Solved – Cross-entropy yields strange results when neural network gets too sure about his outputs

conv-neural-networkcross entropyloss-functionsneural networks

I'm using a classical CNN for image binary classification. Output is composed of two neurons, each giving the network's "raw output" for the 2 classes. So for an image, it would be eg $(0.62, -0.52)$.
A softmax is then applied, so here we would get $(0.75,0.25)$.
Assuming the correct class is indeed class $0$, then cross-entropy loss for this image is $-ln(0.75)=0.27$.

I've noticed a strange thing during training : at some point, metrics such as Precision/Recall (classification metrics) on validation set would be very good and stay very good (say an overall accuracy of about 0.9) but the mean validation loss would start getting worse and worse.

Upon investigation, it turns out what's happening is that the network is "getting more and more sure" about its choices as iterations go by. So "raw outputs" which were $(0.62, -0.52)$ for an image will become something like $(12,-12)$.

The problem is that cross-entropy uses a $-log$ function, which is very asymetrical regarding its behavior near $0$ and near $1$.
Being very sure (say $12$ as a raw output) about a class yields a cross-entropy error of about $0$ for this example, but being very wrong ($-12$) yields an error of about $24$.
If the network gets even more sure, then the correct examples still yield very low error (very close to $0$), but incorrect examples yield values growing exponentially. All in all, mean error strongly increases even though classification error (number of correctly classified images) stays the same : it's just that cross-entropy punishes way more being a litte bit more sure about a wrong classification than it rewards beging a little bit more sure about a right classification. I suppose this is for the best during training, to penalize wrong classifications, but at some point it gets ridiculous.

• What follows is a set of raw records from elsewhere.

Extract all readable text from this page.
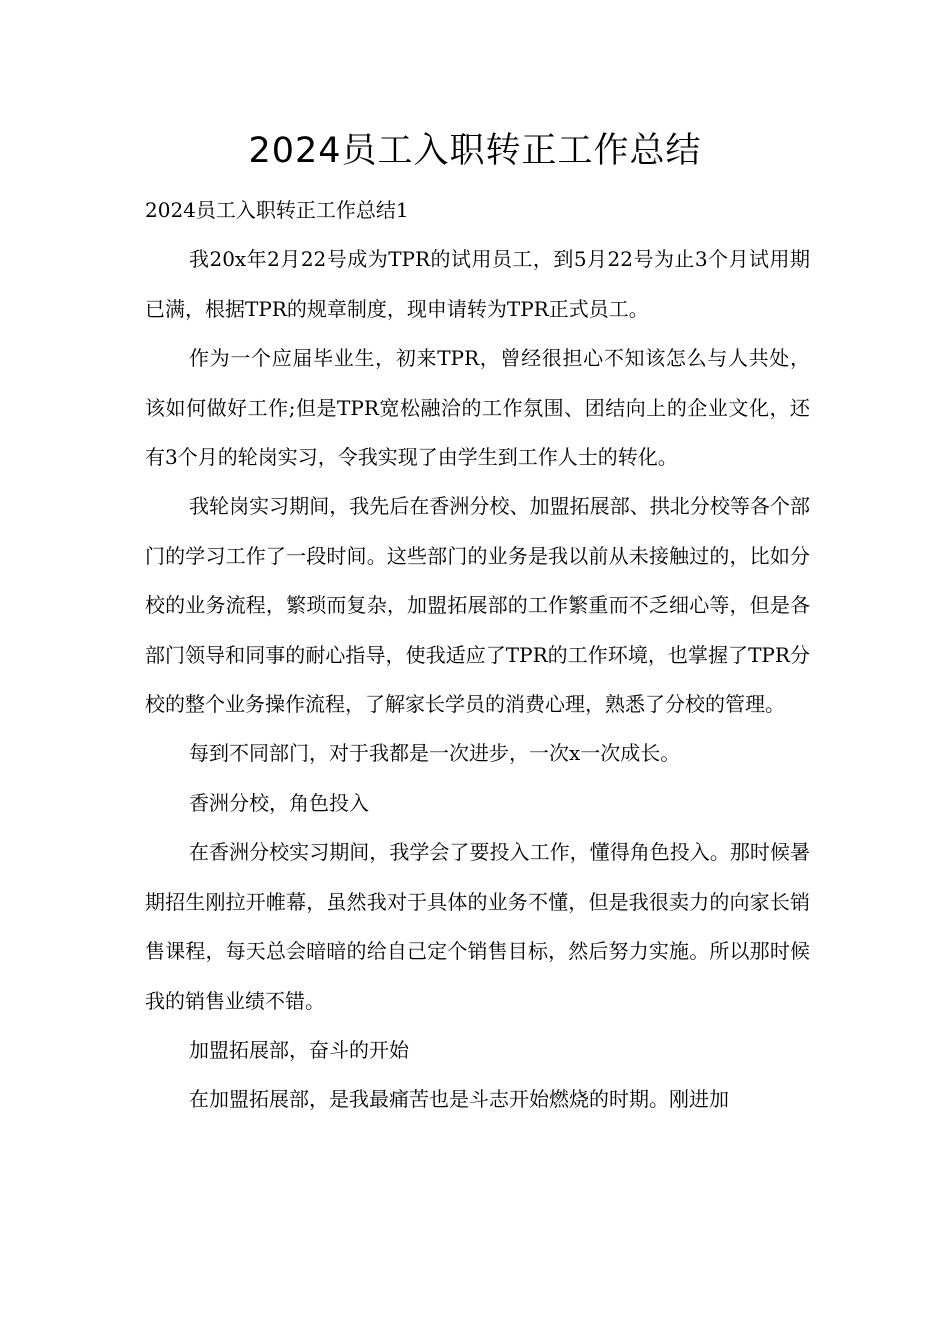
2024员工入职转正工作总结

2024员工入职转正工作总结1

我20x年2月22号成为TPR的试用员工，到5月22号为止3个月试用期已满，根据TPR的规章制度，现申请转为TPR正式员工。

作为一个应届毕业生，初来TPR，曾经很担心不知该怎么与人共处，该如何做好工作;但是TPR宽松融洽的工作氛围、团结向上的企业文化，还有3个月的轮岗实习，令我实现了由学生到工作人士的转化。

我轮岗实习期间，我先后在香洲分校、加盟拓展部、拱北分校等各个部门的学习工作了一段时间。这些部门的业务是我以前从未接触过的，比如分校的业务流程，繁琐而复杂，加盟拓展部的工作繁重而不乏细心等，但是各部门领导和同事的耐心指导，使我适应了TPR的工作环境，也掌握了TPR分校的整个业务操作流程，了解家长学员的消费心理，熟悉了分校的管理。

每到不同部门，对于我都是一次进步，一次x一次成长。

香洲分校，角色投入

在香洲分校实习期间，我学会了要投入工作，懂得角色投入。那时候暑期招生刚拉开帷幕，虽然我对于具体的业务不懂，但是我很卖力的向家长销售课程，每天总会暗暗的给自己定个销售目标，然后努力实施。所以那时候我的销售业绩不错。

加盟拓展部，奋斗的开始

在加盟拓展部，是我最痛苦也是斗志开始燃烧的时期。刚进加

I also know I could (should ?) use classification error to monitor network's progress if that's what I'm worried about, but I was wondering about this cross-entropy quirk :
Is it referenced somewhere ?
Am I doing it wrong ?

Best Answer

The validation cross-entropy loss increasing because the network is too sure of itself is a sign of overfitting. It's not necessarily a problem with the loss function.

It's true that the maximum accuracy and the minimum loss may not happen at the same point, since the latter is only a proxy for the former. If you are ultimately optimizing for accuracy, you should stop training at the point of maximum accuracy.

If you keep training and the cross-entropy keeps increasing, eventually the accuracy will probably also start suffering.